La frontière est parfois mince. Me Perreault souligne que le harcèlement psychologique est souvent allégué dans le cadre d’un travail de gestion. À la CNT, environ 80 % des plaintes visent un représentant de l’employeur ou un supérieur hiérarchique.

« Les plaintes surviennent fréquemment dans les dossiers d’absentéisme chronique, où il y a un suivi très serré de l’employé, parce qu’on sort du cadre normal de la gestion. C’est tout un défi de continuer à gérer adéquatement la présence au travail, la discipline, les relations du travail, sans que ça devienne du harcèlement. »

Deux ans, c’est long
Le délai de traitement des plaintes pose toujours un problème. Même s’il a été réduit au cours des dernières années, une personne peut encore devoir attendre entre un et deux ans avant que sa plainte se règle.

Il y a tout d’abord l’étape de l’enquête en entreprise, qui peut facilement s’étirer sur quelques mois. À la CNT, la période d’attente est maintenant inférieure à six mois dans la majorité des dossiers (79 % en 2008-2009).

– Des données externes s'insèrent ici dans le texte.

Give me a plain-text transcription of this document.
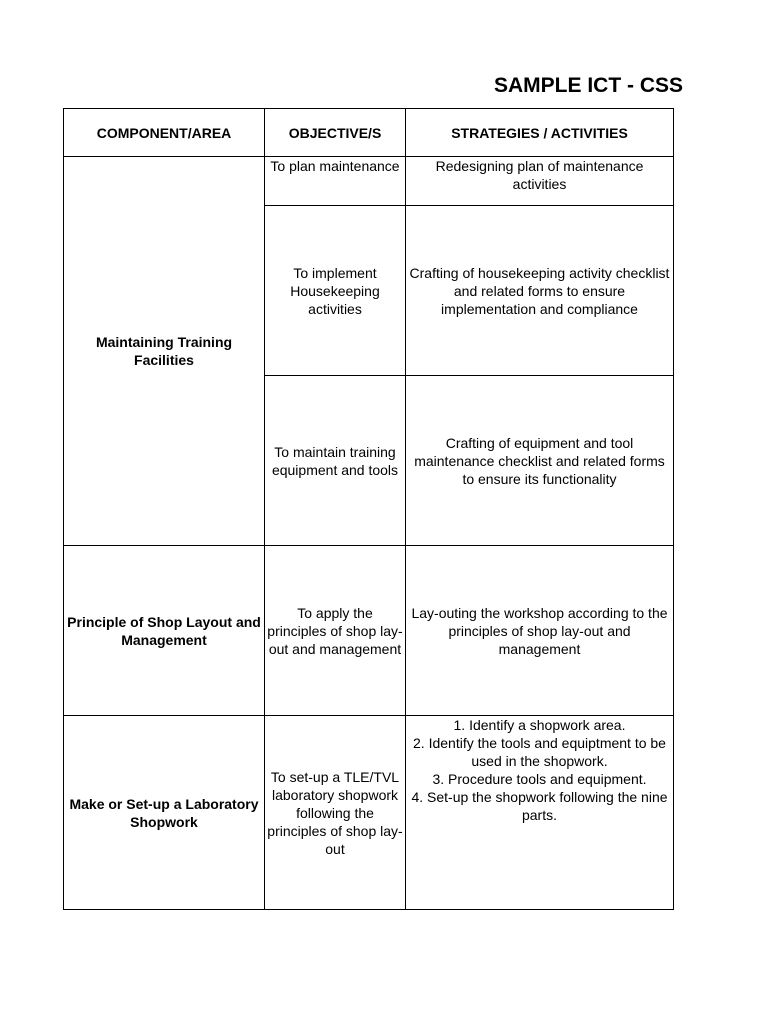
SAMPLE ICT - CSS
COMPONENT/AREA	OBJECTIVE/S	STRATEGIES / ACTIVITIES
Maintaining Training Facilities	To plan maintenance	Redesigning plan of maintenance activities
	To implement Housekeeping activities	Crafting of housekeeping activity checklist and related forms to ensure implementation and compliance
	To maintain training equipment and tools	Crafting of equipment and tool maintenance checklist and related forms to ensure its functionality
Principle of Shop Layout and Management	To apply the principles of shop lay-out and management	Lay-outing the workshop according to the principles of shop lay-out and management
Make or Set-up a Laboratory Shopwork	To set-up a TLE/TVL laboratory shopwork following the principles of shop lay-out	1. Identify a shopwork area.
2. Identify the tools and equiptment to be used in the shopwork.
3. Procedure tools and equipment.
4. Set-up the shopwork following the nine parts.
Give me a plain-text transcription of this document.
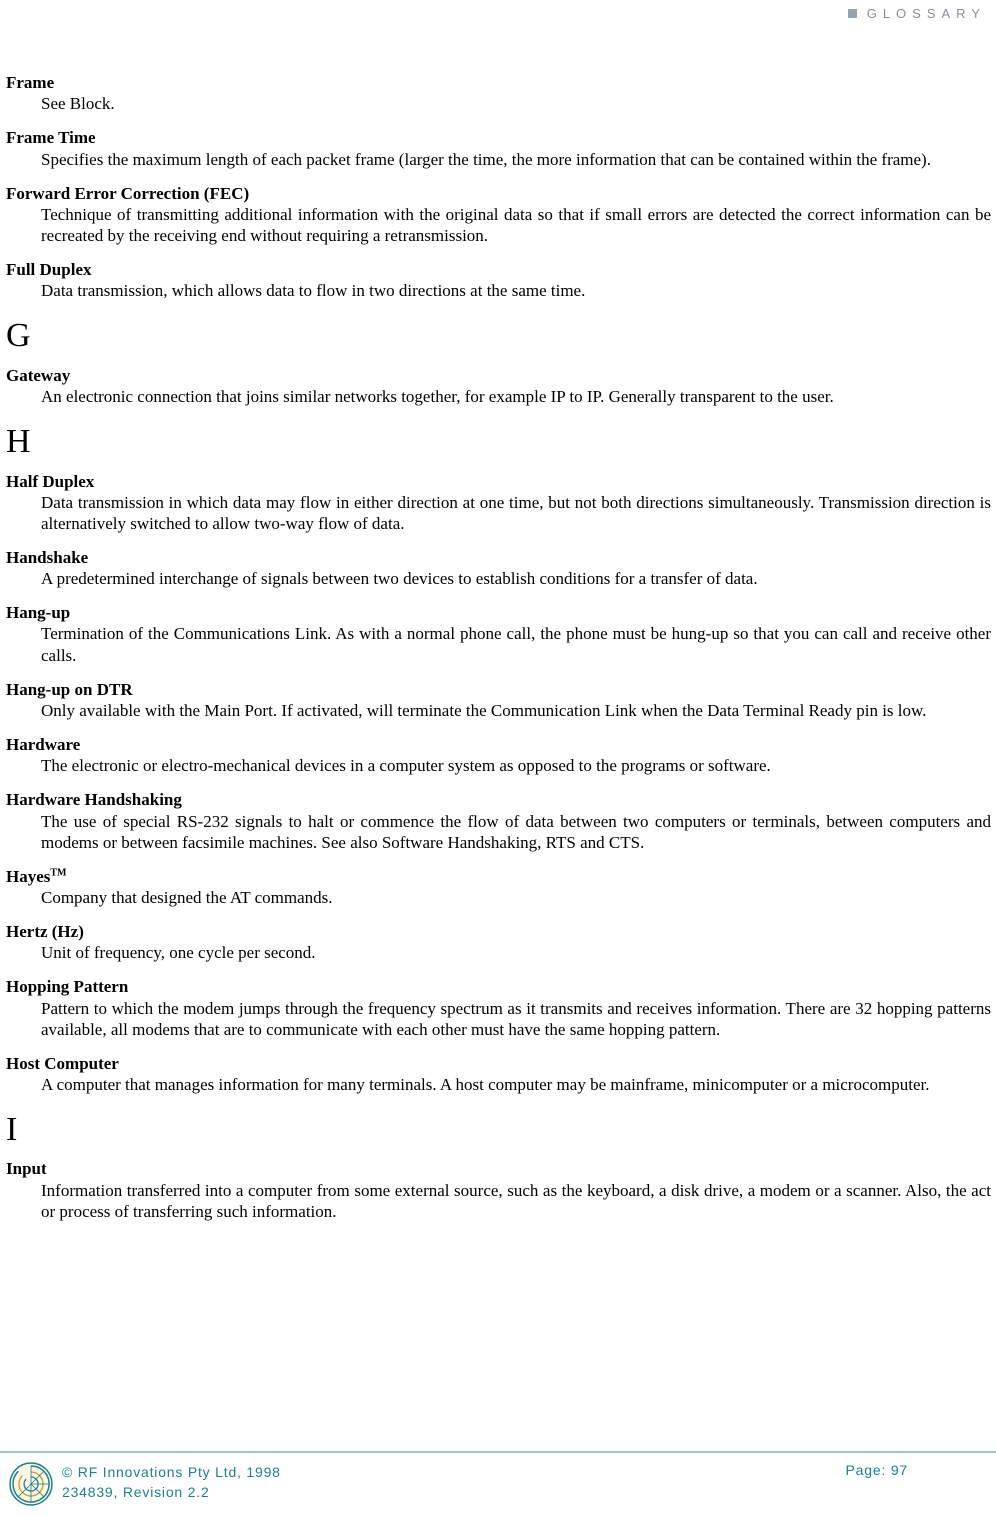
GLOSSARY
Frame
See Block.
Frame Time
Specifies the maximum length of each packet frame (larger the time, the more information that can be contained within the frame).
Forward Error Correction (FEC)
Technique of transmitting additional information with the original data so that if small errors are detected the correct information can be recreated by the receiving end without requiring a retransmission.
Full Duplex
Data transmission, which allows data to flow in two directions at the same time.
G
Gateway
An electronic connection that joins similar networks together, for example IP to IP. Generally transparent to the user.
H
Half Duplex
Data transmission in which data may flow in either direction at one time, but not both directions simultaneously. Transmission direction is alternatively switched to allow two-way flow of data.
Handshake
A predetermined interchange of signals between two devices to establish conditions for a transfer of data.
Hang-up
Termination of the Communications Link. As with a normal phone call, the phone must be hung-up so that you can call and receive other calls.
Hang-up on DTR
Only available with the Main Port. If activated, will terminate the Communication Link when the Data Terminal Ready pin is low.
Hardware
The electronic or electro-mechanical devices in a computer system as opposed to the programs or software.
Hardware Handshaking
The use of special RS-232 signals to halt or commence the flow of data between two computers or terminals, between computers and modems or between facsimile machines. See also Software Handshaking, RTS and CTS.
Hayes™
Company that designed the AT commands.
Hertz (Hz)
Unit of frequency, one cycle per second.
Hopping Pattern
Pattern to which the modem jumps through the frequency spectrum as it transmits and receives information. There are 32 hopping patterns available, all modems that are to communicate with each other must have the same hopping pattern.
Host Computer
A computer that manages information for many terminals. A host computer may be mainframe, minicomputer or a microcomputer.
I
Input
Information transferred into a computer from some external source, such as the keyboard, a disk drive, a modem or a scanner. Also, the act or process of transferring such information.
© RF Innovations Pty Ltd, 1998
234839, Revision 2.2
Page: 97
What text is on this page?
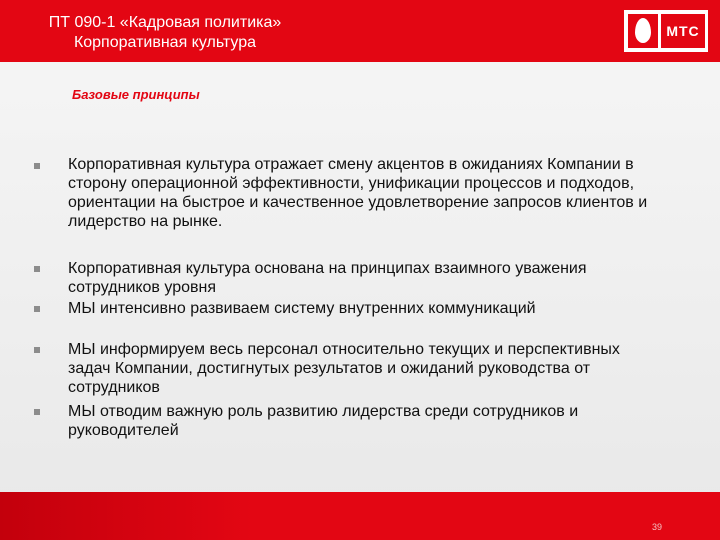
ПТ 090-1 «Кадровая политика»
Корпоративная культура
МТС
Базовые принципы
Корпоративная культура отражает смену акцентов в ожиданиях Компании в сторону операционной эффективности, унификации процессов и подходов, ориентации на быстрое и качественное удовлетворение запросов клиентов и лидерство на рынке.
Корпоративная культура основана на принципах взаимного уважения сотрудников уровня
МЫ интенсивно развиваем систему внутренних коммуникаций
МЫ информируем весь персонал относительно текущих и перспективных задач Компании, достигнутых результатов и ожиданий руководства от сотрудников
МЫ отводим важную роль развитию лидерства среди сотрудников и руководителей
39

Il faut dire que plus d’un dossier sur quatre se règle en médiation. Un autre quart environ est rejeté après enquête. Dans la même proportion, les plaignants se désistent. Quelque 12 % des plaintes ne sont tout simplement pas admissibles. Finalement, une plainte sur dix se rend à la Commission des relations du travail (CRT).

À cette étape, la valse de l’attente se poursuit de plus belle. Les salariés patientent en moyenne 178 jours entre le moment du dépôt de leur plainte à la CRT et sa conclusion. Ce n’est pas si mal quand on sait qu’en 2005, le délai était de 493 jours. Depuis, la jurisprudence s’est construite et plus de commissaires ont été embauchés pour mieux répondre à la demande.

Dans ce contexte, il n’est pas étonnant qu’environ 80 % des cas se règlent avant d’arriver devant le commissaire. « C’est plus rapide et plus simple, explique Danielle Gosselin, secrétaire-directrice générale de la CRT. Le but est que le problème se règle et, souvent, les gens ont intérêt à éviter que la décision devienne publique. »

Selon Florent Francoeur, les entreprises ont aussi intérêt à ce que les délais ne s’étirent pas trop, parce que l’attente corrompt le climat de travail. « Quand il y a une plainte, il se fait forcément deux clans dans l’organisation, l’un du côté de la présumée victime, l’autre en appui au présumé harceleur. Plus c’est long à se régler, plus la situation risque de s’envenimer », croit-il.

Il suggère que les parties envisagent sérieusement la médiation, avant d’entreprendre un processus légal, qui s’étire souvent en longueur. C’est ce que prône aussi la CNT auprès des travailleurs.

De son côté, le Groupe d’aide déplore que quelques employeurs attendent de se rendre à la CNT pour accepter une médiation. « Ils essayent d’avoir les victimes à l’usure, croit Kristine Doederlein. Ils espèrent que la personne va retirer sa plainte, parce qu’elle a envie de tourner la page ou qu’elle a trouvé un autre emploi. »

Selon l’intervenante, les séquelles pour la victime sont moindres lorsque l’employeur prend les choses en main rapidement. « Le pire pour les victimes, c’est de voir que leur patron ne fait rien. »

Marie-Ève Maheu, journaliste indépendante

Source : VigieRT, numéro 38, mai 2009.